The primary use of Bollinger Bands is identifying overbought and oversold conditions. When a stock's price touches or exceeds the upper band, it may be Overbought — for example, if Infosys at Rs 1,600 touches its upper Bollinger Band while the middle band is at Rs 1,520, it suggests the stock is stretched and may revert. Conversely, touching the lower band suggests an Oversold condition.
One of the most powerful Bollinger Band signals is the "squeeze." When the bands contract tightly (low volatility), it signals that a significant price move is imminent — though not the direction. Traders watch for the squeeze on Indian stocks and then trade the Breakout direction. For instance, if HDFC Bank's Bollinger Bands tighten after weeks of sideways trading and the price then breaks above the upper band on high volume, it confirms a bullish breakout.
In the Indian market, Bollinger Bands are widely used on daily and 15-minute charts. Day traders on the NSE use them on 5-minute and 15-minute charts for intraday mean-reversion trades — buying near the lower band and selling near the upper band during range-bound days. For positional trades, the daily Bollinger Band squeeze on Nifty 50 stocks is a popular setup.

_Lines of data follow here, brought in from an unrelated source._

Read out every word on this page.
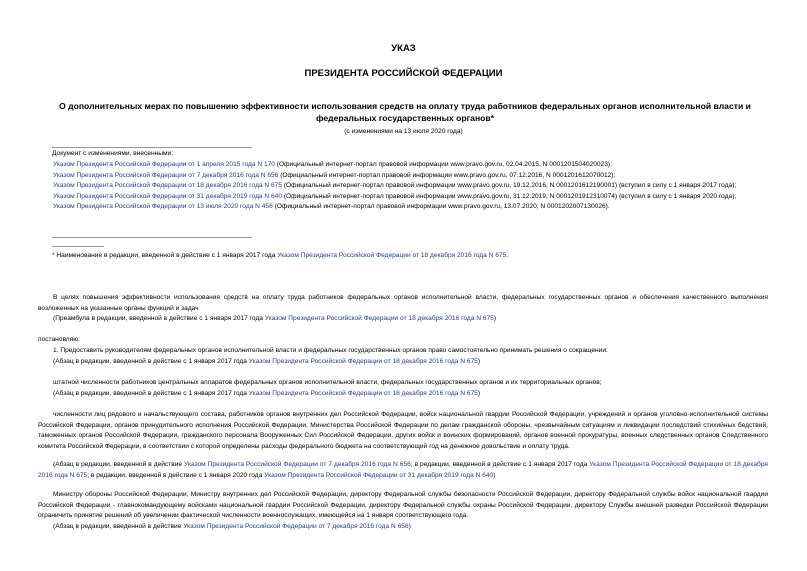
УКАЗ
ПРЕЗИДЕНТА РОССИЙСКОЙ ФЕДЕРАЦИИ
О дополнительных мерах по повышению эффективности использования средств на оплату труда работников федеральных органов исполнительной власти и федеральных государственных органов*
(с изменениями на 13 июля 2020 года)
Документ с изменениями, внесенными:
Указом Президента Российской Федерации от 1 апреля 2015 года N 170 (Официальный интернет-портал правовой информации www.pravo.gov.ru, 02.04.2015, N 0001201504020023);
Указом Президента Российской Федерации от 7 декабря 2016 года N 656 (Официальный интернет-портал правовой информации www.pravo.gov.ru, 07.12.2016, N 0001201612070012);
Указом Президента Российской Федерации от 18 декабря 2016 года N 675 (Официальный интернет-портал правовой информации www.pravo.gov.ru, 19.12.2016, N 0001201612190001) (вступил в силу с 1 января 2017 года);
Указом Президента Российской Федерации от 31 декабря 2019 года N 640 (Официальный интернет-портал правовой информации www.pravo.gov.ru, 31.12.2019, N 0001201912310074) (вступил в силу с 1 января 2020 года);
Указом Президента Российской Федерации от 13 июля 2020 года N 456 (Официальный интернет-портал правовой информации www.pravo.gov.ru, 13.07.2020, N 0001202007130026).
* Наименование в редакции, введенной в действие с 1 января 2017 года Указом Президента Российской Федерации от 18 декабря 2016 года N 675.
В целях повышения эффективности использования средств на оплату труда работников федеральных органов исполнительной власти, федеральных государственных органов и обеспечения качественного выполнения возложенных на указанные органы функций и задач
(Преамбула в редакции, введенной в действие с 1 января 2017 года Указом Президента Российской Федерации от 18 декабря 2016 года N 675)
постановляю:
1. Предоставить руководителям федеральных органов исполнительной власти и федеральных государственных органов право самостоятельно принимать решения о сокращении:
(Абзац в редакции, введенной в действие с 1 января 2017 года Указом Президента Российской Федерации от 18 декабря 2016 года N 675)
штатной численности работников центральных аппаратов федеральных органов исполнительной власти, федеральных государственных органов и их территориальных органов;
(Абзац в редакции, введенной в действие с 1 января 2017 года Указом Президента Российской Федерации от 18 декабря 2016 года N 675)
численности лиц рядового и начальствующего состава, работников органов внутренних дел Российской Федерации, войск национальной гвардии Российской Федерации, учреждений и органов уголовно-исполнительной системы Российской Федерации, органов принудительного исполнения Российской Федерации, Министерства Российской Федерации по делам гражданской обороны, чрезвычайным ситуациям и ликвидации последствий стихийных бедствий, таможенных органов Российской Федерации, гражданского персонала Вооруженных Сил Российской Федерации, других войск и воинских формирований, органов военной прокуратуры, военных следственных органов Следственного комитета Российской Федерации, в соответствии с которой определены расходы федерального бюджета на соответствующий год на денежное довольствие и оплату труда.
(Абзац в редакции, введенной в действие Указом Президента Российской Федерации от 7 декабря 2016 года N 656; в редакции, введенной в действие с 1 января 2017 года Указом Президента Российской Федерации от 18 декабря 2016 года N 675; в редакции, введенной в действие с 1 января 2020 года Указом Президента Российской Федерации от 31 декабря 2019 года N 640)
Министру обороны Российской Федерации, Министру внутренних дел Российской Федерации, директору Федеральной службы безопасности Российской Федерации, директору Федеральной службы войск национальной гвардии Российской Федерации - главнокомандующему войсками национальной гвардии Российской Федерации, директору Федеральной службы охраны Российской Федерации, директору Службы внешней разведки Российской Федерации ограничить принятие решений об увеличении фактической численности военнослужащих, имеющейся на 1 января соответствующего года.
(Абзац в редакции, введенной в действие Указом Президента Российской Федерации от 7 декабря 2016 года N 656)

Common modifications for Indian markets include using the 20-period EMA instead of SMA (for faster response), adjusting to 1.5 standard deviations for intraday charts, and combining Bollinger Bands with RSI — a touch of the lower band combined with RSI below 30 gives a stronger buy signal than either indicator alone. The "Bollinger Band walk" — where price rides along one band during a strong trend — helps identify trending vs mean-reverting markets.